For me creating art is an extension of my own life process of understanding who I am, and understanding Life, and really just exploring what is here as my existence, as this existence as a whole. This might seem a bit existential but for me its just who I am and how I have always been.

 

What is the point of our existence, of our lives here on earth, of life itself. Doesn’t everybody ask themselves these questions? I assume that a lot of people do ask themselves these questions but maybe just don’t verbalize it much or give it that much attention. Art for me is a way to focus in on these questions for myself.

 

Art is also just Fun! Its so cool to create a piece if art and then to stand back and look at what you created and think about how you could never have imagined such a creation where there is a dimension of creating art that is completely unexpected or uncontrollable in a way.

 

The art I make is like windows into existence for me to look into and reflect on the questions I posed above about life and understanding it.

 

My Art is also about my own Self Development.
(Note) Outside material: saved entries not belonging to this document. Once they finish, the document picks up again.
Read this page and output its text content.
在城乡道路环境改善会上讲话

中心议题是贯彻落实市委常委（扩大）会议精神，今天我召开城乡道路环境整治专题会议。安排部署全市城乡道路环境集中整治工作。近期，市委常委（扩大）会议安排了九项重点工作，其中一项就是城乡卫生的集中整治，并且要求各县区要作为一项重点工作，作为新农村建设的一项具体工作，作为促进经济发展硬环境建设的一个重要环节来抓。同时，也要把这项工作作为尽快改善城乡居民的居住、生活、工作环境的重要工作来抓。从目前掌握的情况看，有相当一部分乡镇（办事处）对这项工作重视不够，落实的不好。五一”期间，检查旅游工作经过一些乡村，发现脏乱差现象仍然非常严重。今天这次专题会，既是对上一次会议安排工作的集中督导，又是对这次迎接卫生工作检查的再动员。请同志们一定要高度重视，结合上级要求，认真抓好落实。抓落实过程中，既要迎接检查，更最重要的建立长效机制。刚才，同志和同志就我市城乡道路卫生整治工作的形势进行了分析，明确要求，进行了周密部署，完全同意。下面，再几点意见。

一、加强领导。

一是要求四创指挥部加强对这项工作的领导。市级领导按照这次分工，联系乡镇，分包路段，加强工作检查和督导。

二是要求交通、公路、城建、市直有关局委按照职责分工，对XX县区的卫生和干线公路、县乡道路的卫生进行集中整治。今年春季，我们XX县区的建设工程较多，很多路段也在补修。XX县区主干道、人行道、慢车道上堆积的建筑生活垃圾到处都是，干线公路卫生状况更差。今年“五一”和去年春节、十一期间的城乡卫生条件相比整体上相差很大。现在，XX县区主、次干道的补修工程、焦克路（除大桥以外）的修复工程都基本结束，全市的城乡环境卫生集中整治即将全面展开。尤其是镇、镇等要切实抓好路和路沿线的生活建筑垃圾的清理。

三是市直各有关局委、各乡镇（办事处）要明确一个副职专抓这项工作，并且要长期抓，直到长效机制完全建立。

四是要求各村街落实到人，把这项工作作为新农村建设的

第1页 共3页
A vehicle within which I can support myself to practice things like Self Discipline, Expressiveness, Openness, Forgiveness, Precision, Planning, Deliberateness, and the list goes on.

 

I also like to use my art to express what is going inside me. Sometimes I aim to express specific experiences that I have, or have had, other times I ‘let it go’ a bit and just express and then Look as I am creating to See what is HERE and what I can see or articulate. So art can be therapeutic for me as well.

 

How and Why I do art does change over time. At this stage of my Art Process, I have been moving more and more into doing ART as a Career, and this has opened up many other dimensions for me to consider and learn about.

 

But fundamentally, with my art, I want to create something REAL!

 

Something of Substance. So much of our reality these days is actually designed to manipulate, to hide, to cover up the truth, and this is done on conscious and unconscious levels where we as a species have conditioned ourselves to not go beyond the surface and delve into the depths of ourselves.

 

So for me, one of my purposes with my art is to Add Depth to our lives. To have it be something of actual Value. It doesn’t have to be pretty or nice to look at. But it has to have substance.

 

My art I realize is an Exact Reflection of Myself and will only reflect Depth if I myself am imbued with that same depth through my own personal process on this earth of introspecting and becoming Self Aware of myself, human nature, and how this reality really works.

 

So, I don’t claim that my art has all of these qualities I am speaking about here in this blog, though it is a Directive  and Purpose I have with Myself in My Art, for it to be and become these points that I mention, and of course, I am open to any other dimension that might open up as well in terms of how I could move and express myself within my art expression.

 

I was thinking the other day about ‘What Makes Good Art’ as I have heard that question asked so many times. I thought to myself, ‘well, it would be the same as what makes a good conversation’ Art is really just something normal. It is just an expression of ourselves, like a conversation we have with someone. So “What Makes a Good Conversation?” Depth, Intimacy, Realness, Honesty, Enjoyment. Good conversations are not always pretty, sometimes tough love is needed, or constrictive criticism. And again sometimes great conversations happen unexpectedly, like art, or they are just goofy. Sometimes they are planned, like a meeting that has a lot of structure. Good Art like Good Conversations can happen in different ways. I thought this was a good analogy to understanding what art is and what makes good art.